No podemos ni debemos olvidar el otro corazón parisino, el que hace mover el pensamiento y la reflexión en busca del conocimiento. La Universidad de París. También la ciencia y la investigación se han adueñado de su campus. Siempre fue matraz de la experiencia y cuna del saber. Pasear por sus alrededores, descubrir algunas historias de académicos y profesores ilustres, es pisar las extensiones de un mundo intelectual muy basto. Y en mitad del Barrio Latino nos asombrará el Panteón de Hombres Ilustres (1790) en donde comparten reposo los huesos de Voltaire, Rousseau, Víctor Hugo, Emile Zola, Alejandro Dumas o Marie Curie, entre otros. Sobrecoge y admira. También es el Barrio Latino un lugar excelente para tomar asiento en tu visita. El último alojamiento fue el Hôtel de Suez, de estrechos pasillos, irregular suelo, habitaciones dispares y ascensor para un viajero solo o su maleta. Su encanto de edificio antiguo lo atestigua la placa dorada que luce en su entrada anunciando que fue casa donde se alojó y murió Zacharie Stoyanov, escritor, historiador y militante de la causa búlgara.

Pero si hablamos del teatro, la ópera o la música, lo haremos del envidiable Teatro Odeón, al lado de los Jardines del Luxemburgo, o del impresionante Palacio de la Música. La gente se congrega en sus escalinatas donde se sientan para comer al sol de los mediodías benignos mientras que en la amplia acera no dejarán de desaprovechar la ocasión de ese público espontáneo algunos grupos de músicos o bailarines en un espectáculo improvisado.

París no olvida a nadie. En sus cementerios acoge los restos y memoria de grandes escritores, pensadores, filósofos, científicos y artistas. También los de los españoles que murieron defendiéndola en la terrible II Guerra Mundial de 1945. Tampoco se olvida del amor en sus rincones, sobre los puentes o en toda una gran pared coronada por la imagen de una mujer y la leyenda: Rue Mort D’Art. Aimer c’est du désordre… alors aimons! Sobre el fondo negro de la pared, cientos de personas enamoradas o deseando estarlo han ido dejando y siguen dejando sus mensajes escritos en todos los idiomas del idioma universal del amor. En otras esquinas el tiempo sale a las aceras en los relojes de los autómatas con sus mensajes y advertencias sobre el final irremediable de las horas humanas. Y quizás en tu próxima vuelta a París descubras otras lecturas en las páginas de su vida cotidiana que hoy te habrán pasado inadvertidas.

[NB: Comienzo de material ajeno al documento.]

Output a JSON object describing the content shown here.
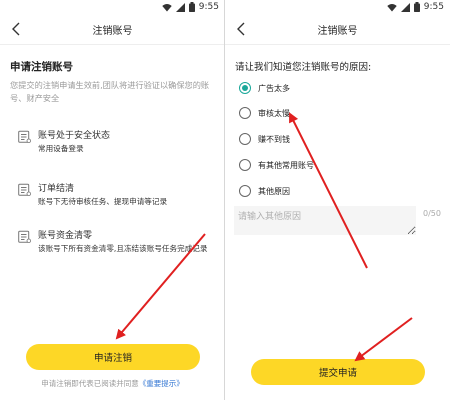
{
  "status_bar": {
    "time": "9:55"
  },
  "left": {
    "nav_title": "注销账号",
    "heading": "申请注销账号",
    "description": "您提交的注销申请生效前,团队将进行验证以确保您的账号、财产安全",
    "checks": [
      {
        "title": "账号处于安全状态",
        "desc": "常用设备登录"
      },
      {
        "title": "订单结清",
        "desc": "账号下无待审核任务、提现申请等记录"
      },
      {
        "title": "账号资金清零",
        "desc": "该账号下所有资金清零,且冻结该账号任务完成记录"
      }
    ],
    "button_label": "申请注销",
    "footer_prefix": "申请注销即代表已阅读并同意",
    "footer_link": "《重要提示》"
  },
  "right": {
    "nav_title": "注销账号",
    "question": "请让我们知道您注销账号的原因:",
    "reasons": [
      {
        "label": "广告太多",
        "selected": true
      },
      {
        "label": "审核太慢",
        "selected": false
      },
      {
        "label": "赚不到钱",
        "selected": false
      },
      {
        "label": "有其他常用账号",
        "selected": false
      },
      {
        "label": "其他原因",
        "selected": false
      }
    ],
    "input_placeholder": "请输入其他原因",
    "input_counter": "0/50",
    "submit_label": "提交申请"
  },
  "colors": {
    "accent_yellow": "#fdd726",
    "radio_teal": "#1aa89a",
    "arrow_red": "#e02020",
    "link_blue": "#3a7bd5"
  },
  "icons": [
    "back-arrow-icon",
    "wifi-icon",
    "signal-icon",
    "battery-icon",
    "checklist-icon",
    "radio-button-icon"
  ]
}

Pero si vuelvo hoy a recordar París, será el recuerdo de sus calles aledañas al Sena con sus puestos de libros de segunda mano y el olor de sus páginas de tinta apagada, libros antiguos y raros, ediciones desaparecidas, con toda clase de asuntos, argumentos y temas. Y los pintores delante de sus caballetes repitiendo una y mil veces las imágenes icónicas de París. Estas escenas te devuelven a la inevitable bohemia de Pigalle, las buhardillas y los talleres de pintores que supo cantar de manera tan excepcional Charles Aznavour.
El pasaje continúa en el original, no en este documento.